Your client need to be extrememly disciplined in order to regain her core strength and pre-pregnancy abs but it can be done nowadays!
A C-section is a surgical procedure so there will always be some scarring, but there is no cutting through muscle with the exception of the uterus. When a C-section is done, two sets of abdominal muscles are ‘separated’ not ‘cut’ from one another. A transverse (horizontal) cut,the so-called bikini cut C-sec, actually has fewer complications. and less noticeable than the (vertical) incision.
The fascia is one of the layers cut during a c-sec. Fascia covers the muscles and acts as a sheathe much like a girdle. Of course if your muscles are not tightened and strong there is a lot more compacting for the fascia to do! After giving birth the fascia will be back to 90% of its original strength within in 6 weeks, the other 10% will come back within a year. You cannot strengthen or tighten your fascia without surgeryso it is so important to stay within the dr’s recommended weight gain.

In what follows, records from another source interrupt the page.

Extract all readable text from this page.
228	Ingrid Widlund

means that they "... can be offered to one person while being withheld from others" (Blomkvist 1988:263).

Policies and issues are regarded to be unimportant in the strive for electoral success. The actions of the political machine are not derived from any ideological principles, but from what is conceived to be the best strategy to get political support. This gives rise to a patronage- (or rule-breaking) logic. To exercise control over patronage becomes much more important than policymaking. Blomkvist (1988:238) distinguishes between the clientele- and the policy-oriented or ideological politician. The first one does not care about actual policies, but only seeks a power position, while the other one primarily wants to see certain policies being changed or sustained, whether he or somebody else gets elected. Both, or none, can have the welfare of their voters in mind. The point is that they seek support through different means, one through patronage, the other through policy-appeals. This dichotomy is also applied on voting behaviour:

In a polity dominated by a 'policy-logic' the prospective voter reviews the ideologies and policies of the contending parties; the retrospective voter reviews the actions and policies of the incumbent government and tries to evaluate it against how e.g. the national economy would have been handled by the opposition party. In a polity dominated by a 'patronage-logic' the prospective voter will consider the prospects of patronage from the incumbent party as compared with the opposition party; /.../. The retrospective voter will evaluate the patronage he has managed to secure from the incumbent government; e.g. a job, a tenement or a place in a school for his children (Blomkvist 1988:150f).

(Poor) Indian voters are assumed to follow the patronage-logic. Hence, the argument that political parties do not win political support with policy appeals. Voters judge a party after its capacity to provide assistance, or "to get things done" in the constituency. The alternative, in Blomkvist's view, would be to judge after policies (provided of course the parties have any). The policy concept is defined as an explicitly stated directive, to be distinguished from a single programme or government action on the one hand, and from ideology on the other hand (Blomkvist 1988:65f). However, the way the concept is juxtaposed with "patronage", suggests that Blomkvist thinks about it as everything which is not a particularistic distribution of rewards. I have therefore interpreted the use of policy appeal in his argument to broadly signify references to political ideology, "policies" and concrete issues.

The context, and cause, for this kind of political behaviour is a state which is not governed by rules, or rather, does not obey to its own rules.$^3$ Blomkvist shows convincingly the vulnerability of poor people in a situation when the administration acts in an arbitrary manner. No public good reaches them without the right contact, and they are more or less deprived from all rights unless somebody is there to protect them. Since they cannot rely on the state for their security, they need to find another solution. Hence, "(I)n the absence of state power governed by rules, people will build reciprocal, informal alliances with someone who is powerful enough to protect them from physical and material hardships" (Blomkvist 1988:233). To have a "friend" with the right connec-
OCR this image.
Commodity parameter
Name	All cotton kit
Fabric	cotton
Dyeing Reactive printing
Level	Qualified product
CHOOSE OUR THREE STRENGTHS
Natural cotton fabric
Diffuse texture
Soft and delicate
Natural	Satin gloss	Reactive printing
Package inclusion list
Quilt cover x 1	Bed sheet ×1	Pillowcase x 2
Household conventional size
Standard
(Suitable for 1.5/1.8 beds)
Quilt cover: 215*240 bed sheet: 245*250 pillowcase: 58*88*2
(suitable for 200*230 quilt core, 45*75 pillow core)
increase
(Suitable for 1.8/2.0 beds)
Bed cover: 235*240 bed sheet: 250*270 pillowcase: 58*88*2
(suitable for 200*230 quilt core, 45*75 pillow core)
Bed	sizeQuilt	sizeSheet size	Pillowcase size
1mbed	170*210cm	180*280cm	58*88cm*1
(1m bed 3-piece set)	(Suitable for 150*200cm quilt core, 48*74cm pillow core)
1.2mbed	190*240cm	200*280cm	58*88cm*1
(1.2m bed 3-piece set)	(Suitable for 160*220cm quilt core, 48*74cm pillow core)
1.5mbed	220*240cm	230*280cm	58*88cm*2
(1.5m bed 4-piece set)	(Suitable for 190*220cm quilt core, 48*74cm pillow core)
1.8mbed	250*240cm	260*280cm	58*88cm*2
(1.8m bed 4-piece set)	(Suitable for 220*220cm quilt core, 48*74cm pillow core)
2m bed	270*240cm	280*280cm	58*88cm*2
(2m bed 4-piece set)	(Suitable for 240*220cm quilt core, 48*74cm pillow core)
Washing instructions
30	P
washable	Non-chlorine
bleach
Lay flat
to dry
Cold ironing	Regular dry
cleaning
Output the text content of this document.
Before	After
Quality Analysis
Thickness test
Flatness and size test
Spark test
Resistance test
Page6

Exercises to train the pelvic floor and transverse abdominis are important to focus on. Vaginal deliveries in which an episiotomy is made also creates a dysfunction to the pelvic floor and causes weakness in the core as well. Whether it’s a vaginal delivery or a c-section, the pelvic floor and the TA act as a sling for the baby and this is why you need to train these specific muscles to regain core strength http://youtu.be/aqLPJ4R0KiI
If your client notices her belly protruding over her incision, this is usually referred to as the “shelf” and it’s mainly fatty tissue damage which eventually turns into scar tissue. Since this is your client’s 2nd c-sec, her scar tissue will obviously be larger than a single c-section.